À ce jour, aucun reste d’armes n’a été découvert et les murs des villes n’étaient pas aussi fortifiés que ceux de leurs contemporains du Moyen-Orient. En tant que tel, beaucoup ont spéculé que les habitants de la vallée de l'Indus étaient pacifiques. D'autres notent qu'étant donné que la vallée était isolée et protégée par des montagnes à l'ouest et que les terres à l'est n'étaient pas très peuplées, les Harappa étaient peut-être moins pacifiques que chanceux. Quoi qu’il en soit, tous s’accordent à dire que depuis que très peu de culture a été révélée, il est possible que des preuves ultérieures d’armes et de guerres apparaissent.

Sur ce thème, une des raisons pour lesquelles il y a tant de spéculations est qu’à ce jour, aucun mot de Harappan n’a été traduit de manière définitive. Rappelez-vous que les érudits modernes n’ont appris à déchiffrer les hiéroglyphes égyptiens qu’après la découverte de la pierre de Rosette en 1799 et que la signification de cunéiforme n’a pas été découverte avant le milieu du XIXe siècle.

Ainsi, bien qu’ils aient trouvé 400 symboles sur des artefacts de Harrappan, leurs significations restent insaisissables. En fait, comme les symboles n'apparaissent généralement que par groupes de quatre ou cinq et sont généralement accompagnés d'une image telle qu'un animal ou une figure religieuse, la brièveté de l'écriture a conduit certains à se demander s'il s'agissait d'une langue.
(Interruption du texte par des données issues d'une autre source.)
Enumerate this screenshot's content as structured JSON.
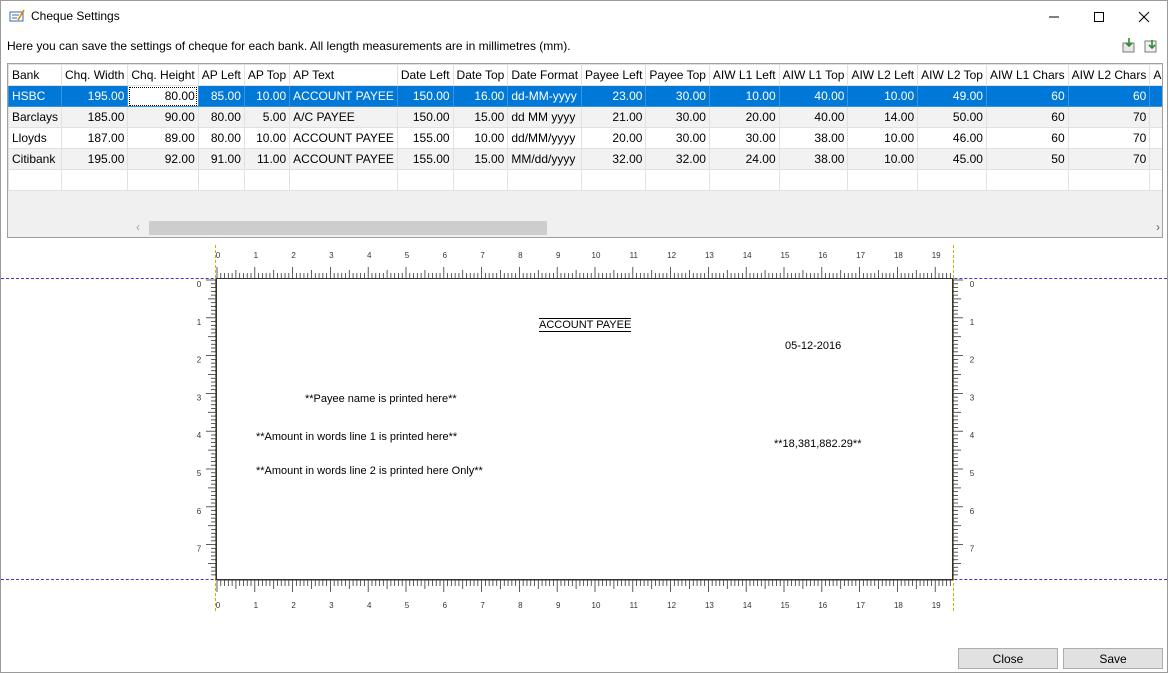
{
  "window": {
    "title": "Cheque Settings",
    "minimize_glyph": "—",
    "maximize_glyph": "☐",
    "close_glyph": "✕"
  },
  "info_text": "Here you can save the settings of cheque for each bank. All length measurements are in millimetres (mm).",
  "toolbar": {
    "import_icon": "import-icon",
    "export_icon": "export-icon"
  },
  "grid": {
    "columns": [
      "Bank",
      "Chq. Width",
      "Chq. Height",
      "AP Left",
      "AP Top",
      "AP Text",
      "Date Left",
      "Date Top",
      "Date Format",
      "Payee Left",
      "Payee Top",
      "AIW L1 Left",
      "AIW L1 Top",
      "AIW L2 Left",
      "AIW L2 Top",
      "AIW L1 Chars",
      "AIW L2 Chars",
      "A"
    ],
    "rows": [
      [
        "HSBC",
        "195.00",
        "80.00",
        "85.00",
        "10.00",
        "ACCOUNT PAYEE",
        "150.00",
        "16.00",
        "dd-MM-yyyy",
        "23.00",
        "30.00",
        "10.00",
        "40.00",
        "10.00",
        "49.00",
        "60",
        "60",
        ""
      ],
      [
        "Barclays",
        "185.00",
        "90.00",
        "80.00",
        "5.00",
        "A/C PAYEE",
        "150.00",
        "15.00",
        "dd MM yyyy",
        "21.00",
        "30.00",
        "20.00",
        "40.00",
        "14.00",
        "50.00",
        "60",
        "70",
        ""
      ],
      [
        "Lloyds",
        "187.00",
        "89.00",
        "80.00",
        "10.00",
        "ACCOUNT PAYEE",
        "155.00",
        "10.00",
        "dd/MM/yyyy",
        "20.00",
        "30.00",
        "30.00",
        "38.00",
        "10.00",
        "46.00",
        "60",
        "70",
        ""
      ],
      [
        "Citibank",
        "195.00",
        "92.00",
        "91.00",
        "11.00",
        "ACCOUNT PAYEE",
        "155.00",
        "15.00",
        "MM/dd/yyyy",
        "32.00",
        "32.00",
        "24.00",
        "38.00",
        "10.00",
        "45.00",
        "50",
        "70",
        ""
      ]
    ],
    "selected_row": 0,
    "scroll_left_glyph": "‹",
    "scroll_right_glyph": "›"
  },
  "preview": {
    "ap_text": "ACCOUNT PAYEE",
    "date": "05-12-2016",
    "payee": "**Payee name is printed here**",
    "aiw1": "**Amount in words line 1 is printed here**",
    "aiw2": "**Amount in words line 2 is printed here Only**",
    "amount": "**18,381,882.29**",
    "h_ruler_labels": [
      "0",
      "1",
      "2",
      "3",
      "4",
      "5",
      "6",
      "7",
      "8",
      "9",
      "10",
      "11",
      "12",
      "13",
      "14",
      "15",
      "16",
      "17",
      "18",
      "19"
    ],
    "v_ruler_labels": [
      "0",
      "1",
      "2",
      "3",
      "4",
      "5",
      "6",
      "7"
    ]
  },
  "buttons": {
    "close": "Close",
    "save": "Save"
  },
  "colors": {
    "selection": "#0078d7",
    "guide_blue": "#3b3bc9",
    "guide_yellow": "#c8b400"
  }
}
Dans une publication de 2004, Farmer et son équipe ont fait valoir que les marques trouvées sur les artefacts de Harappan ne sont pas un langage mais des exemples de symboles non linguistiques. Équivalent aux panneaux de signalisation actuels, aux symboles de grade militaire et aux icônes représentant la météo; ces symboles sont utiles, mais sont loin de correspondre à une langue écrite réelle. Agriculteurs et amis soutiennent leur théorie, notamment en affirmant que le manque de langage expliquerait le manque d'architecture monumentale et de bureaucratie à grande échelle. [Ii] Comme on peut s'y attendre, cette théorie a été vivement contestée.

En tout état de cause, vers 1800, la plupart des villes de la vallée de l'Indus avaient été abandonnées. Une théorie populaire expliquant pourquoi est que les Harappans pacifiques (dans cette théorie, d'origine dravidienne) ont été chassés par une invasion d'indo-européens d'Asie centrale (les Aryens). À l'appui, les adhérents soulignent le fait que la région est désormais principalement peuplée de personnes d'origine aryenne et que les descendants des Dravidiens, comme le Deccan, souffrent toujours d'un statut social inférieur.

Beaucoup s'opposent à cette théorie et invoquent d'autres preuves. Premièrement, certains artefacts récupérés sur des sites Harappa montrent l'image d'un homme assis dans une position de yoga et ressemblant remarquablement à Shiva, le dieu hindou. Si les Aryens avaient vaincu les Harappa, pourquoi adopteraient-ils le dieu des faibles qu'ils ont vaincu?

Deuxièmement, à peu près à la même époque, l’empire sumérien, relativement proche, subit un net déclin en raison du changement climatique. Certains pensent que ce changement de climat était régional et pourrait avoir provoqué une sécheresse dans la vallée de l’Indus qui a également dévasté la production agricole de cette région. Une tangente de cette théorie admet que l’agriculture de la région a souffert, mais pense que l’Indus a changé de cap, ce qui a provoqué l’effondrement. D'autres encore pensent qu'un puissant tremblement de terre pourrait avoir frappé, causant des dégâts dévastateurs.

Quoi qu’il en soit, des travaux récents en génétique ont démontré qu’un «mélange» d’indiens nordiques ancestraux (indo-aryens) et d’anciens sudistes (dravidiens) a commencé il ya environ 4200 ans (vers 2200 av. Les auteurs de l’étude attribuent la fin abrupte d’un important mélange de population à «un passage à l’endogamie».